Um paquete enorme, dorme nas águas calmas do porto.
São três da tarde.

Deixo-os à vontade e informo, brevemente, da história do espaço, gesticulando e inglesando as palavras que me faltavam, mas às quais eles magnanimamente sorriem. Depois atravesso o jardim e chego ao grande logradouro calcetado. Estão duas velhinhas sentadas. O ar é agradável e não está brisa. Apenas a velha palmeira deixou cair de exaustão as palmas secas pela acção escaravelhada da imprudência.
-Boa-tarde, senhora Agostinha.
-Boa-tarde. Respondeu sorrindo e tentando afagar o pêlo do cão.
-Então como está?
- Estou aqui, à conta de Deus. Levantou as mãos numa atitude de prece.
-Hoje está agradável de estar cá fora, nem parece Novembro...
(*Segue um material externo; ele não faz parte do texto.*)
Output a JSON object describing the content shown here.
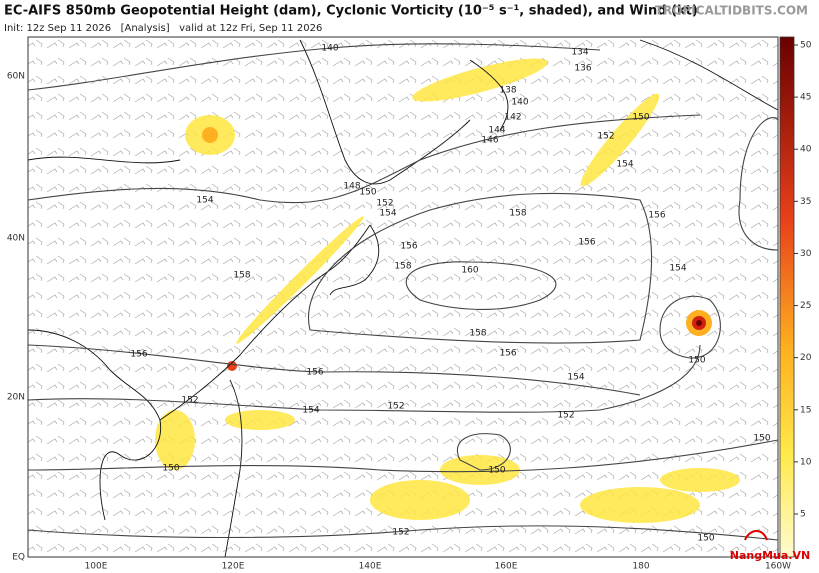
{
  "header": {
    "title": "EC-AIFS 850mb Geopotential Height (dam), Cyclonic Vorticity (10⁻⁵ s⁻¹, shaded), and Wind (kt)",
    "init": "Init: 12z Sep 11 2026   [Analysis]   valid at 12z Fri, Sep 11 2026",
    "site": "TROPICALTIDBITS.COM"
  },
  "latitudes": [
    "60N",
    "40N",
    "20N",
    "EQ"
  ],
  "longitudes": [
    "100E",
    "120E",
    "140E",
    "160E",
    "180",
    "160W"
  ],
  "colorbar": [
    50,
    45,
    40,
    35,
    30,
    25,
    20,
    15,
    10,
    5
  ],
  "contour_labels": [
    "140",
    "134",
    "136",
    "138",
    "140",
    "142",
    "144",
    "146",
    "152",
    "150",
    "154",
    "148",
    "150",
    "152",
    "154",
    "154",
    "156",
    "156",
    "156",
    "158",
    "158",
    "158",
    "160",
    "154",
    "158",
    "156",
    "156",
    "156",
    "154",
    "150",
    "152",
    "154",
    "152",
    "152",
    "150",
    "150",
    "150",
    "152",
    "150"
  ],
  "watermark": "NangMua.VN"
}
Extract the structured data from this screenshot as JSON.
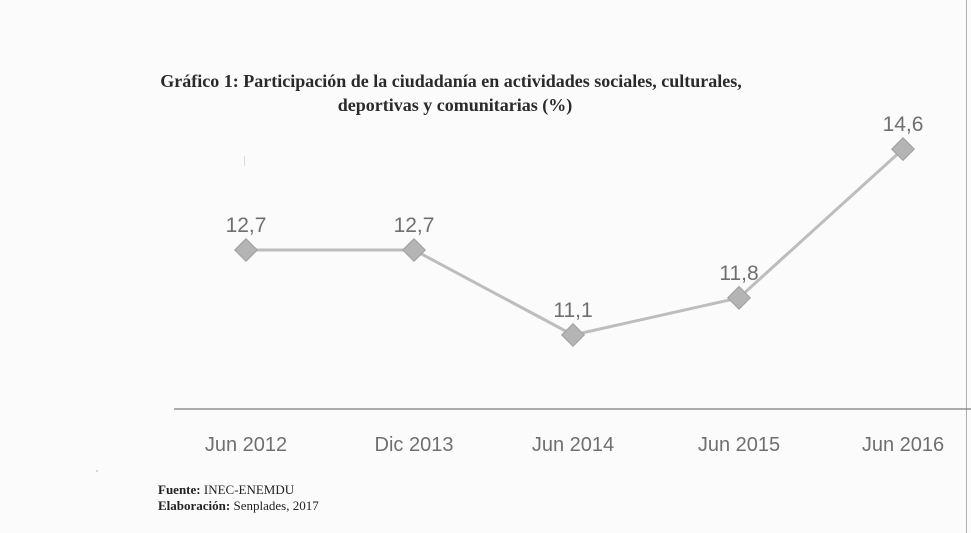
{
  "chart_title": {
    "line1": "Gráfico 1: Participación de la ciudadanía en actividades sociales, culturales,",
    "line2": "deportivas y comunitarias (%)"
  },
  "source": {
    "label": "Fuente:",
    "value": "INEC-ENEMDU"
  },
  "elaboration": {
    "label": "Elaboración:",
    "value": "Senplades, 2017"
  },
  "chart_data": {
    "type": "line",
    "title": "Gráfico 1: Participación de la ciudadanía en actividades sociales, culturales, deportivas y comunitarias (%)",
    "categories": [
      "Jun 2012",
      "Dic 2013",
      "Jun 2014",
      "Jun 2015",
      "Jun 2016"
    ],
    "series": [
      {
        "values": [
          12.7,
          12.7,
          11.1,
          11.8,
          14.6
        ],
        "labels": [
          "12,7",
          "12,7",
          "11,1",
          "11,8",
          "14,6"
        ]
      }
    ],
    "xlabel": "",
    "ylabel": "",
    "grid": false,
    "legend": "none",
    "colors": {
      "line": "#bdbdbd",
      "marker": "#b4b4b4",
      "marker_stroke": "#9f9f9f",
      "axis": "#7c7c7c",
      "label": "#6f6f6f"
    }
  }
}
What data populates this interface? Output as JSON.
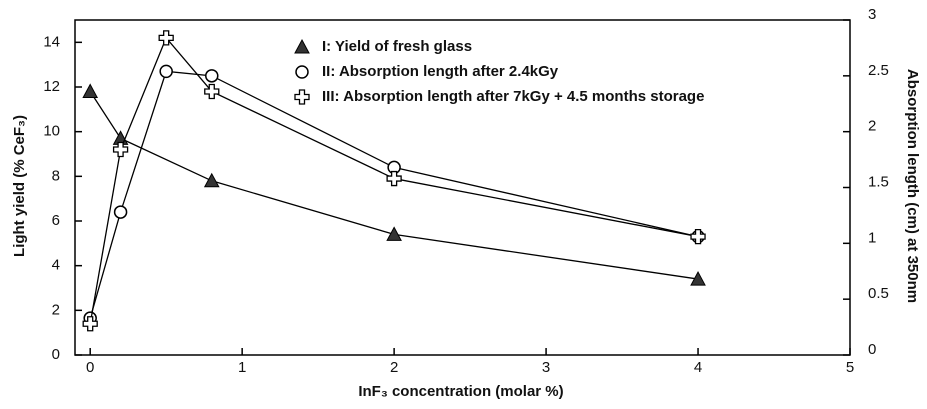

-Sabe, é raro este mês ser tão quente. Lembro que era um mês mais frio e com mais chuva. Quando era jovem e tinha chegado há pouco tempo à cidade, este neste mês chovia muito, e até era difícil secar a roupa.
-Outros tempos...
Hoje ela não me apareceu muito feliz. Vestia um casaco de malha cinzento matizado de violeta, da metade esquerda, mas todo violeta da outra metade. Uns botões grandes prendiam-se em duas ou três casas do derreado e usado agasalho. As mãos brancas e lavadas gesticulavam como se quisessem agarrar o tempo, e os dedos menos ágeis curvados como se quisessem arar o ar como a charrua.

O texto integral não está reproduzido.